24 luglio 2019
Aggiornato 00:30
Si chiama Sadiq Khan e ha 45 anni

Chi è Sadiq Khan, il primo sindaco musulmano di Londra

E' ufficiale: la City ha un primo cittadino musulmano. Si tratta di Sadiq Khan, 45 anni, due figli, avvocato, e proprio oggi ha conquistato un record: è il primo sindaco musulmano di una grande metropoli occidentale

LONDRA - E' ufficiale: la City ha un primo cittadino musulmano. Si tratta di Sadiq Khan, 45 anni, due figli, avvocato, e proprio oggi ha conquistato un record: è il primo sindaco musulmano di una grande metropoli occidentale. Ha infatti stracciato il rivale Zac Goldsmith, candidato conservatore, succedendo con il 44% dei voti all'esponente Tory, Boris Johnson. Una vittoria per la verità già annunciata da sondaggi, che da giorni già sembravano assegnare la carica proprio al figlio musulmano di un autista di bus di origine pachistana.

La campagna
Per vincere, Sadiq Khan ha dovuto attingere anche nella riserva delle classi medie e medio alte, naturalmente vicine ai Tory e quindi al volto, per certi versi ben più rassicurante, di Zac Goldsmith, sposato Rothschild, simbolo per eccellenza di una Gran Bretagna vecchio stile. La scorsa settimana, inoltre, la campagna ha preso una nuova svolta, che ha consentito a Khan di di scrollarsi di dosso l'immagine di potenziale radicale islamico che Goldsmith cercava di appioppargli e di prendere partito per Israele e contro l'antisemitismo. A seguito delle esternazioni anti-israeliane di una deputata laburista, Khan non ha esitato ad accusare il suo stesso partito di non essere riuscito a sradicare l'antisemitismo.

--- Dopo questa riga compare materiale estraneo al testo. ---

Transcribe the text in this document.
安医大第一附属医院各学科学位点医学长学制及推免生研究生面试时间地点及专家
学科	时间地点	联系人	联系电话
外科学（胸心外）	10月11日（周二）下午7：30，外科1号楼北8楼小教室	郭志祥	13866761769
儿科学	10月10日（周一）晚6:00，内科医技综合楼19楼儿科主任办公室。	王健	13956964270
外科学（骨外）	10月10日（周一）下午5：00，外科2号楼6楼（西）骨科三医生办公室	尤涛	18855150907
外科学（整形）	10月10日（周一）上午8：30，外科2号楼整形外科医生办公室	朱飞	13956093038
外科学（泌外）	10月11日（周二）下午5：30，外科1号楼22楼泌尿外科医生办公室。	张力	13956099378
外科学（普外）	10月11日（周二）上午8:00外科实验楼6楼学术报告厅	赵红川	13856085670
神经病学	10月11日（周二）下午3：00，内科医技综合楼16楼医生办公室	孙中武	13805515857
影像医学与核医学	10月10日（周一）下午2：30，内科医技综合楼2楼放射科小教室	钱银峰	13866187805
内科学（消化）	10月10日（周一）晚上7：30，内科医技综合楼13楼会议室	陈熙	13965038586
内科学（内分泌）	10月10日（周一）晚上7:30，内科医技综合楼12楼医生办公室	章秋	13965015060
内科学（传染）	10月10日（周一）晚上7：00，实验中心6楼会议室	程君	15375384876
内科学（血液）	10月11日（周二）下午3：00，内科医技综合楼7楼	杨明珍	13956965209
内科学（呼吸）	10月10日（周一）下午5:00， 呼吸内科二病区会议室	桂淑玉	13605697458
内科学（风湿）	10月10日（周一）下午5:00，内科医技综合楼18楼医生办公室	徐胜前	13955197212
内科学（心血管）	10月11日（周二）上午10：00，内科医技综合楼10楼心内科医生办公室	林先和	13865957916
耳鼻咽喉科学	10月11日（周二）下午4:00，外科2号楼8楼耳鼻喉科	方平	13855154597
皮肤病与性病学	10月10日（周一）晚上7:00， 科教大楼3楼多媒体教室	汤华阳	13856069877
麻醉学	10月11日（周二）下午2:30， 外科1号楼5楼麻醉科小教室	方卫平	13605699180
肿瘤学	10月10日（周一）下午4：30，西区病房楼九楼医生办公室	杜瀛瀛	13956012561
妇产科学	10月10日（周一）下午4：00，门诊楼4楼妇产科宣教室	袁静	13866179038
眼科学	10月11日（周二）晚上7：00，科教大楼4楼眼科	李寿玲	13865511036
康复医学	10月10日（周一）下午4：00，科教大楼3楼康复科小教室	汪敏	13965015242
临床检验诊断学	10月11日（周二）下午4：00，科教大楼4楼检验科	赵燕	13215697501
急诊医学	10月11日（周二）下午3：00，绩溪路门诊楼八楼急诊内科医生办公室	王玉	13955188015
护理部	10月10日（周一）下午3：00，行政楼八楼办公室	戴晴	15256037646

Il successore di Johnson non solo ha condannato il commento della parlamentare, ma ha preso anche le distanze dell'ex sindaco di Londra Ken Livingstone, detto «Ken il rosso», che giovedì è stato sospeso dal Labour per aver invece sostenuto la deputata al centro della controversia.

Chi è Khan
Ex avvocato per i diritti umani, nato cresciuto nel sud di Londra dove si concentrano immigrati asiatici e caraibici, Kha, si è sempre difeso dagli attacchi del rivale sostenendo di aver combattuto l'estremismo tutta la sua vita e facendo pubblica ammenda per aver condiviso il palco con speaker dalle opinioni a suo dire «abhorrent», ripugnanti. Passando all'attacco, ha senz'altro accusato Goldsmith di essere un privilegiato di nascita - è figlio di un finanziere miliardario che poi si prestò alla politica oltre ad essere fratello di Jemima Goldsmith, una delle protagoniste del bel mondo londinese, amica anche di lady Diana - di usare le tattiche di Donald Trump per dividere i londinesi sulle questioni religiose. Ora per Khan arriva il difficile: perché andrà alla prova di governo di una metropoli che rappresenta più di un quarto del Pil britannico, e dovrà smentire David Cameron che lo accusò di voler «applicare la Corbynomics a Londra», cioè un ritorno all'alta tassazione. Ma soprattutto, non dovrà deludere i londinesi che lo hanno votato, tenendo fede alle promesse fatte alla City.